At the moment it just handles creation of the window and returning the window object by its name.

####queued_image_processor.rb EXPERIMENTAL The queued image processor is an attempt to move processing of the images out of the main application and into a worker queue, thus speeding up frame viewing and processing.
It uses Sidekiq gem as the Redis worker. There are currently two workers, and a the QueuedImageProcessor class which uses them.
Working with workers changes the design a fair amount, adding a persistence layer to store the results and changing the passing around of the image from binary data to filename pointer.
To work with the QueuedImageProcessor, change the class assignment of the @image_processor instance variable in MoviePlayer to QueuedImageProcessor.
NB: This can now be done by passing. {image_processor: QueuedImageProcessor.new} into the initialization options for the MoviePlayer class.
Any class passed in here should have the same interface as the ImageProcessor class does.

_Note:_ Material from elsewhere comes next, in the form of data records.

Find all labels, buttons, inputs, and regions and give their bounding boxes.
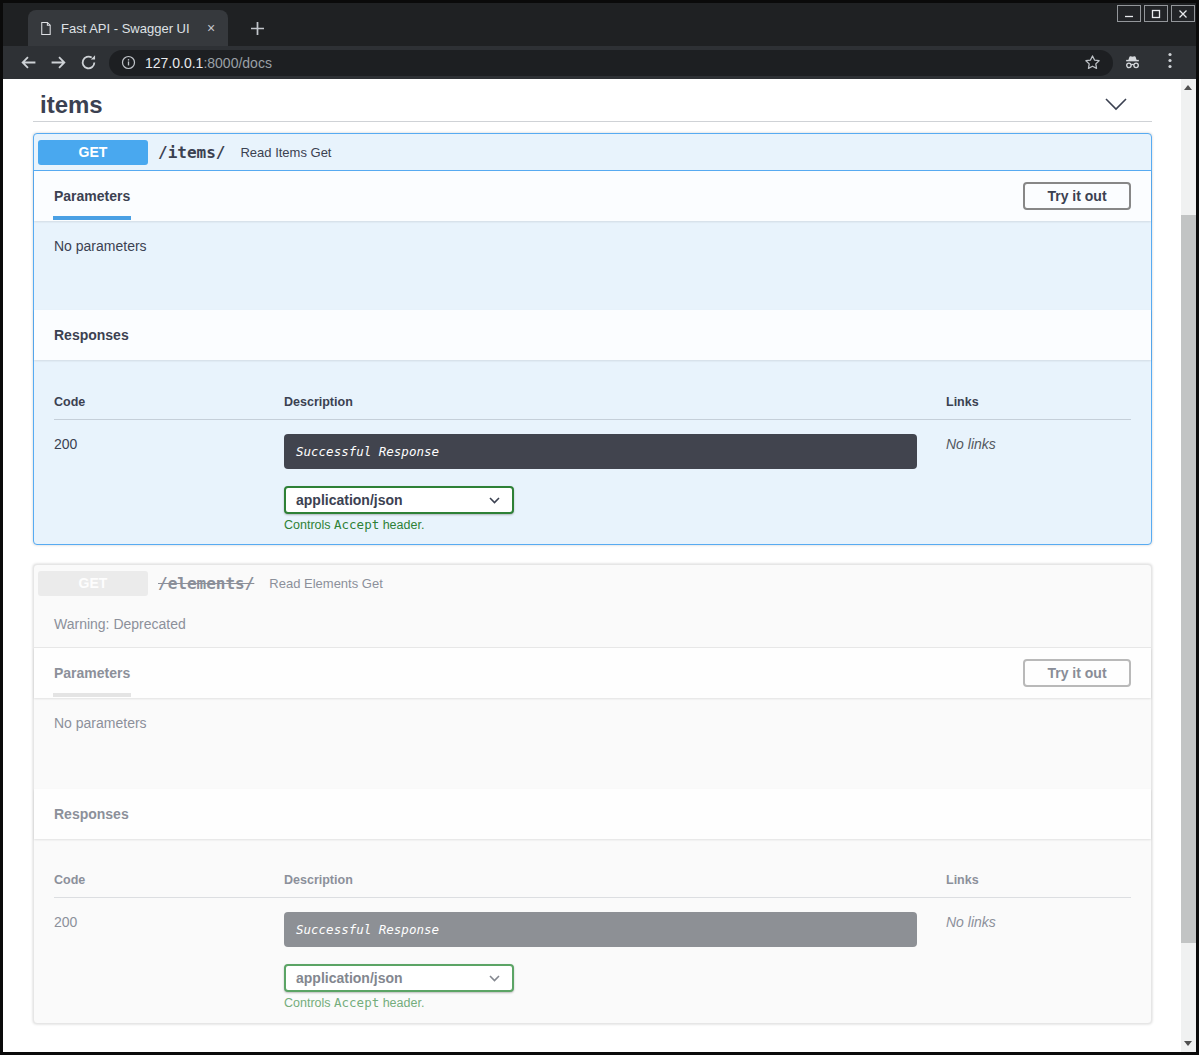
url-text[interactable]: 127.0.0.1:8000/docs (145, 55, 272, 71)
active-tab-underline (53, 216, 131, 220)
url-bar[interactable]: 127.0.0.1:8000/docs (109, 50, 1113, 76)
back-arrow-icon[interactable] (13, 49, 43, 77)
responses-title: Responses (54, 806, 129, 822)
minimize-icon[interactable] (1117, 5, 1141, 22)
media-type-select[interactable]: application/json (284, 964, 514, 992)
response-row: 200 Successful Response application/json… (54, 420, 1131, 532)
response-description-cell: Successful Response application/json Con… (284, 434, 946, 532)
endpoint-summary: Read Items Get (240, 145, 331, 160)
description-column-header: Description (284, 395, 946, 409)
select-chevron-down-icon (489, 497, 500, 504)
media-type-select[interactable]: application/json (284, 486, 514, 514)
opblock-get-items: GET /items/ Read Items Get Parameters Tr… (33, 133, 1152, 545)
response-description-cell: Successful Response application/json Con… (284, 912, 946, 1010)
links-column-header: Links (946, 395, 1131, 409)
deprecation-warning-wrapper: Warning: Deprecated (34, 601, 1151, 648)
responses-header: Responses (34, 789, 1151, 839)
response-description: Successful Response (284, 912, 917, 947)
maximize-icon[interactable] (1144, 5, 1168, 22)
swagger-ui: items GET /items/ Read Items Get Paramet… (33, 79, 1152, 1024)
code-column-header: Code (54, 873, 284, 887)
opblock-get-elements-deprecated: GET /elements/ Read Elements Get Warning… (33, 564, 1152, 1024)
responses-table-head: Code Description Links (54, 855, 1131, 898)
endpoint-path: /elements/ (158, 574, 254, 593)
no-parameters-text: No parameters (54, 715, 147, 731)
method-badge: GET (38, 140, 148, 165)
scrollbar-up-arrow-icon[interactable] (1184, 85, 1192, 90)
browser-window: Fast API - Swagger UI × (0, 0, 1199, 1055)
response-code: 200 (54, 434, 284, 532)
info-icon[interactable] (121, 55, 136, 70)
select-chevron-down-icon (489, 975, 500, 982)
code-column-header: Code (54, 395, 284, 409)
tag-title: items (33, 91, 1104, 119)
responses-header: Responses (34, 310, 1151, 360)
forward-arrow-icon[interactable] (43, 49, 73, 77)
parameters-title: Parameters (54, 188, 130, 204)
chevron-down-icon[interactable] (1104, 97, 1128, 112)
controls-accept-note: Controls Accept header. (284, 517, 946, 532)
parameters-body: No parameters (34, 698, 1151, 789)
parameters-body: No parameters (34, 221, 1151, 310)
browser-toolbar: 127.0.0.1:8000/docs (3, 46, 1196, 79)
toolbar-right (1123, 52, 1172, 73)
responses-table: Code Description Links 200 Successful Re… (34, 839, 1151, 1023)
endpoint-summary: Read Elements Get (269, 576, 382, 591)
links-column-header: Links (946, 873, 1131, 887)
scrollbar-down-arrow-icon[interactable] (1184, 1041, 1192, 1046)
browser-titlebar: Fast API - Swagger UI × (3, 3, 1196, 46)
deprecation-warning: Warning: Deprecated (54, 616, 186, 632)
bookmark-star-icon[interactable] (1084, 54, 1101, 71)
no-parameters-text: No parameters (54, 238, 147, 254)
opblock-summary[interactable]: GET /elements/ Read Elements Get (34, 565, 1151, 601)
tab-favicon-document-icon (38, 21, 53, 36)
parameters-header: Parameters Try it out (34, 648, 1151, 698)
scrollbar-thumb[interactable] (1181, 215, 1196, 943)
responses-table: Code Description Links 200 Successful Re… (34, 360, 1151, 544)
opblock-summary[interactable]: GET /items/ Read Items Get (34, 134, 1151, 171)
parameters-title: Parameters (54, 665, 130, 681)
page-content: items GET /items/ Read Items Get Paramet… (3, 79, 1196, 1052)
media-type-value: application/json (296, 970, 403, 986)
window-controls (1117, 5, 1195, 22)
try-it-out-button[interactable]: Try it out (1023, 659, 1131, 687)
description-column-header: Description (284, 873, 946, 887)
active-tab-underline (53, 693, 131, 697)
browser-tab[interactable]: Fast API - Swagger UI × (28, 10, 228, 46)
try-it-out-button[interactable]: Try it out (1023, 182, 1131, 210)
media-type-value: application/json (296, 492, 403, 508)
reload-icon[interactable] (73, 49, 103, 77)
tab-close-icon[interactable]: × (202, 19, 220, 37)
menu-dots-icon[interactable] (1168, 52, 1172, 73)
new-tab-button[interactable] (244, 15, 270, 41)
response-row: 200 Successful Response application/json… (54, 898, 1131, 1010)
page-scrollbar[interactable] (1181, 79, 1196, 1052)
responses-title: Responses (54, 327, 129, 343)
controls-accept-note: Controls Accept header. (284, 995, 946, 1010)
close-window-icon[interactable] (1171, 5, 1195, 22)
response-description: Successful Response (284, 434, 917, 469)
parameters-header: Parameters Try it out (34, 171, 1151, 221)
incognito-icon (1123, 53, 1142, 72)
response-links: No links (946, 434, 1131, 532)
tag-section-header[interactable]: items (33, 79, 1152, 122)
responses-table-head: Code Description Links (54, 376, 1131, 420)
response-code: 200 (54, 912, 284, 1010)
response-links: No links (946, 912, 1131, 1010)
tab-title: Fast API - Swagger UI (61, 21, 194, 36)
method-badge: GET (38, 571, 148, 596)
endpoint-path: /items/ (158, 143, 225, 162)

####persistance.rb EXPERIMENTAL The Persistance::Memcache store is working, the Redis store is not tested yet.
It will use the Dalli gem to connect to Memcache and store or retrieve a key/value pair.
No account is taken for differences in environment e.g. different connections to Memcache.
The store object is used in the QueuedImageProcessor and Ocr classes to store and retrieve the current array of text values.

####workers/feed_worker.rb EXPERIMENTAL The FeedWorker class uses Sidekiq to perform the KeywordStrategy and Feed Aggregator work.
It is highly experimental and may not even work yet!

####workers/ocr_worker.rb EXPERIMENTAL The OcrWorker class uses Sidekiq to perform the Ocr processing work.
It is highly experimental and may not fully even work yet!